Hamlet in the Litter Box

Talking with friends about cats, of all things, I said, I kind of enjoy scooping the litter box. This raised doubting eyebrows. No, really, I said. It's like a Zen garden.

One of my friends told me, "scooping litter is not like a Zen garden" full stop.

I didn't protest, didn't know how to press my case, and was in no mood to argue with friends. But tonight, Hamlet came to me: "for there is nothing either good or bad, but thinking makes it so." I felt immediately better though not about litter.

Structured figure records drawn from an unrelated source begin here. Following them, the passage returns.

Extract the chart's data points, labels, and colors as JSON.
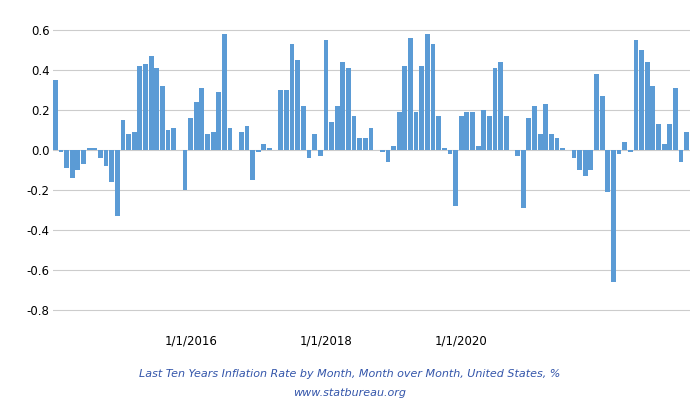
{
  "title": "Last Ten Years Inflation Rate by Month, Month over Month, United States, %",
  "subtitle": "www.statbureau.org",
  "bar_color": "#5b9bd5",
  "bg_color": "#ffffff",
  "grid_color": "#cccccc",
  "ylim": [
    -0.9,
    0.7
  ],
  "yticks": [
    -0.8,
    -0.6,
    -0.4,
    -0.2,
    0.0,
    0.2,
    0.4,
    0.6
  ],
  "values": [
    0.35,
    -0.01,
    -0.09,
    -0.14,
    -0.1,
    -0.07,
    0.01,
    0.01,
    -0.04,
    -0.08,
    -0.16,
    -0.33,
    0.15,
    0.08,
    0.09,
    0.42,
    0.43,
    0.47,
    0.41,
    0.32,
    0.1,
    0.11,
    0.0,
    -0.2,
    0.16,
    0.24,
    0.31,
    0.08,
    0.09,
    0.29,
    0.58,
    0.11,
    0.0,
    0.09,
    0.12,
    -0.15,
    -0.01,
    0.03,
    0.01,
    0.0,
    0.3,
    0.3,
    0.53,
    0.45,
    0.22,
    -0.04,
    0.08,
    -0.03,
    0.55,
    0.14,
    0.22,
    0.44,
    0.41,
    0.17,
    0.06,
    0.06,
    0.11,
    0.0,
    -0.01,
    -0.06,
    0.02,
    0.19,
    0.42,
    0.56,
    0.19,
    0.42,
    0.58,
    0.53,
    0.17,
    0.01,
    -0.02,
    -0.28,
    0.17,
    0.19,
    0.19,
    0.02,
    0.2,
    0.17,
    0.41,
    0.44,
    0.17,
    0.0,
    -0.03,
    -0.29,
    0.16,
    0.22,
    0.08,
    0.23,
    0.08,
    0.06,
    0.01,
    0.0,
    -0.04,
    -0.1,
    -0.13,
    -0.1,
    0.38,
    0.27,
    -0.21,
    -0.66,
    -0.02,
    0.04,
    -0.01,
    0.55,
    0.5,
    0.44,
    0.32,
    0.13,
    0.03,
    0.13,
    0.31,
    -0.06,
    0.09
  ]
}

I was scooping litter, but I was thinking about the big project my work partner and I have taken on. The number of people who have told me I'm crazy, I might as well be Hamlet tearing pages from the books. "Words, words, words."

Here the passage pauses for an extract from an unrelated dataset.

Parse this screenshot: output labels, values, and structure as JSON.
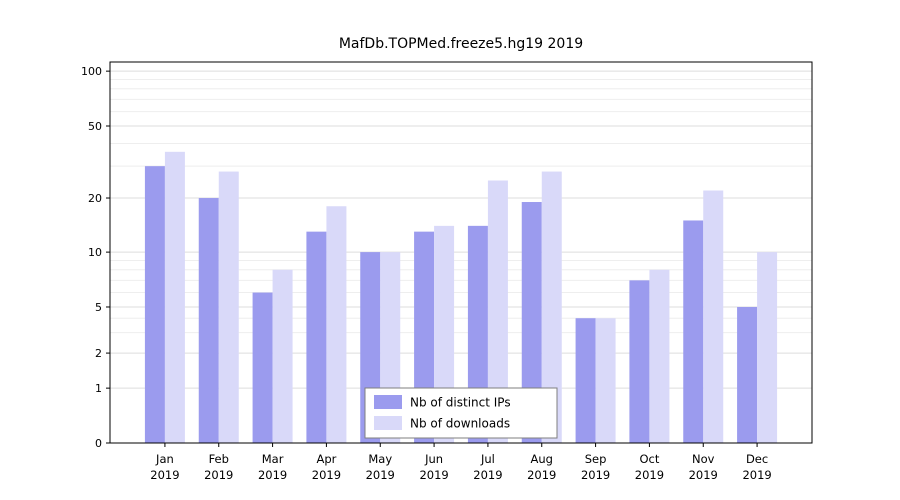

This afternoon, I believed them. Madness for sure, a project simply too large. Impossible. Hopeless. I'm not making any progress. My conclusions have been off the mark. I don't deserve the trust others have invested in me. I was almost set to pack it in, declare it a failure, declare me a failure. I could have called the whole thing a prison were I thinking of Hamlet then. But it didn't come until I was sifting the litter.

That's when the words came. Some of them. I've memorized less Shakespeare than I'd like. Scooping litter, my mind remembered, nothing either good but thinking makes it so.

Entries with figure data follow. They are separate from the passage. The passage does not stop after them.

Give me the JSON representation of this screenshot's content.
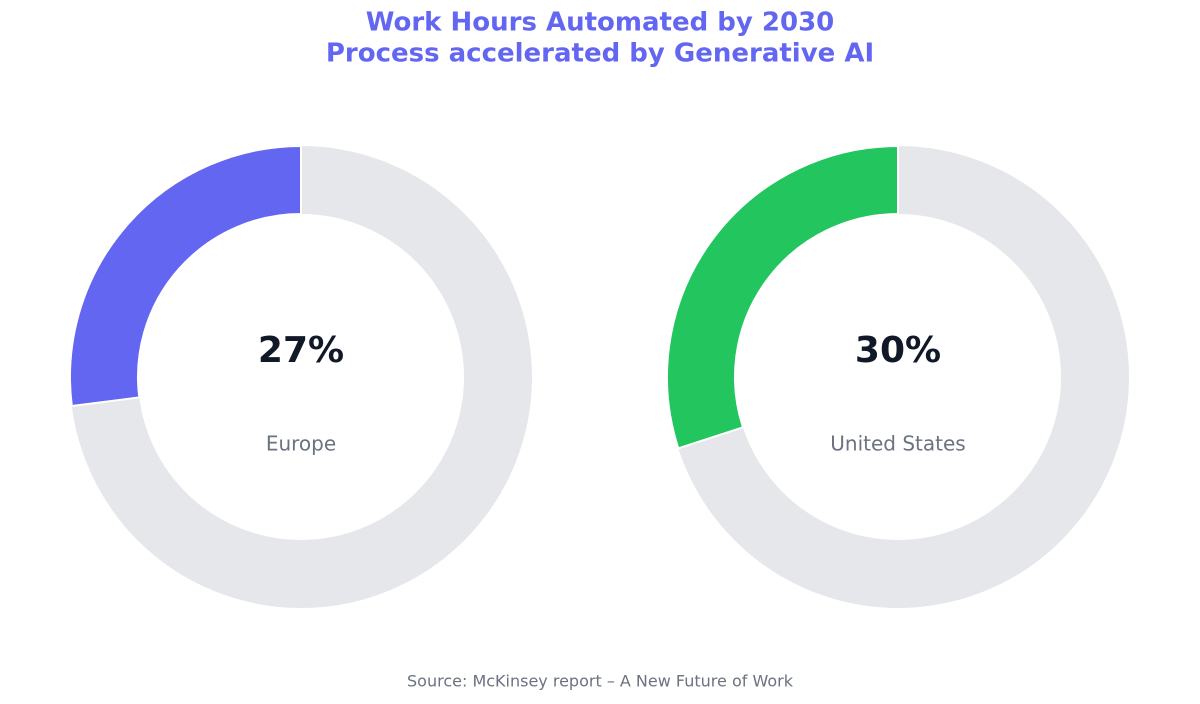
{
  "title": "Work Hours Automated by 2030",
  "subtitle": "Process accelerated by Generative AI",
  "source": "Source: McKinsey report – A New Future of Work",
  "chart_data": [
    {
      "type": "donut",
      "label": "Europe",
      "value": 27,
      "value_label": "27%",
      "total": 100,
      "color": "#6366f1",
      "track_color": "#e5e7eb"
    },
    {
      "type": "donut",
      "label": "United States",
      "value": 30,
      "value_label": "30%",
      "total": 100,
      "color": "#22c55e",
      "track_color": "#e5e7eb"
    }
  ]
}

I smiled at a clump of litter. Shook my head and laughed a little thinking what my friends might think watching me. I scooped the litter clean, smoothed it, drew a curve in it with the edge of the scoop, and smoothed it away.

Thinking makes it so. Nothing bad or good but thinking makes it so.

Perhaps the work project will prove more than I'm able. This afternoon, thinking made it seem so. Tonight, the litter box clean, a small grin still at play on my face, I'm thinking it otherwise. Denmark may have been Hamlet's prison. A litter box may not be a Zen garden. But the wind has just turned southerly and, mad as I may seem to have taken this project on, I just may yet know a hawk from a handsaw.